Take a closer look at those ratings:The number of hospitals with a five star rating has remained the same at 5. How about hospitals with a 4 star ratings? There is 1 more hospital with a 4 star rating in South Dakota than the previous year.
Have the number of hospitals with 3 star ratings improved or declined? There are 2 fewer hospitals with a 3 star rating in South Dakota than the previous year.
And have the number of South Dakota hospitals with rating of two or one changed?
The number of hospitals with a 2 star rating has remained the same at 1. The number of hospitals with a 1 star rating is constant in South Dakota.
List of Cities in South Dakota (with hospitals)
- Tyndall (1)
- Yankton (2)
About South Dakota
South Dakota is a U.S. state in the Midwestern region of the United States. It is named after the Lakota and Dakota Sioux Native American tribes, who compose a large portion of the population and historically dominated the territory. South Dakota is the seventeenth largest by area, but the fifth smallest by population and the 5th least densely populated of the 50 United States. As the southern part of the former Dakota Territory, South Dakota became a state on November 2, 1889, simultaneously with North Dakota. Pierre is the state capital and Sioux Falls, with a population of about 187,200, is South Dakota's largest city.
South Dakota is bordered by the states of North Dakota (to the north), Minnesota (to the east), Iowa (to the southeast), Nebraska (to the south), Wyoming (to the west), and Montana (to the northwest). The state is bisected by the Missouri River, dividing South Dakota into two geographically and socially distinct halves, known to residents as "East River" and "West River".
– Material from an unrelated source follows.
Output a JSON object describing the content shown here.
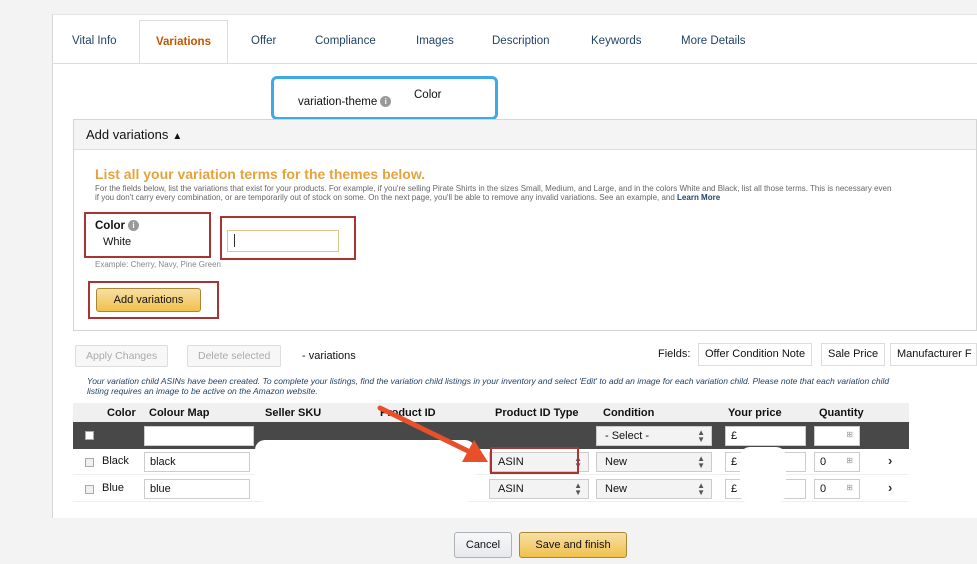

Eastern South Dakota is home to most of the state's population, and the area's fertile soil is used to grow a variety of crops. West of the Missouri River, ranching is the predominant agricultural activity, and the economy is more dependent on tourism and defense spending. Most of the Native American reservations are in West River. The Black Hills, a group of low pine-covered mountains sacred to the Sioux, are in the southwest part of the state. Mount Rushmore, a major tourist destination, is there. South Dakota has a temperate continental climate, with four distinct seasons and precipitation ranging from moderate in the east to semi-arid in the west. The state's ecology features species typical of a North American grassland biome.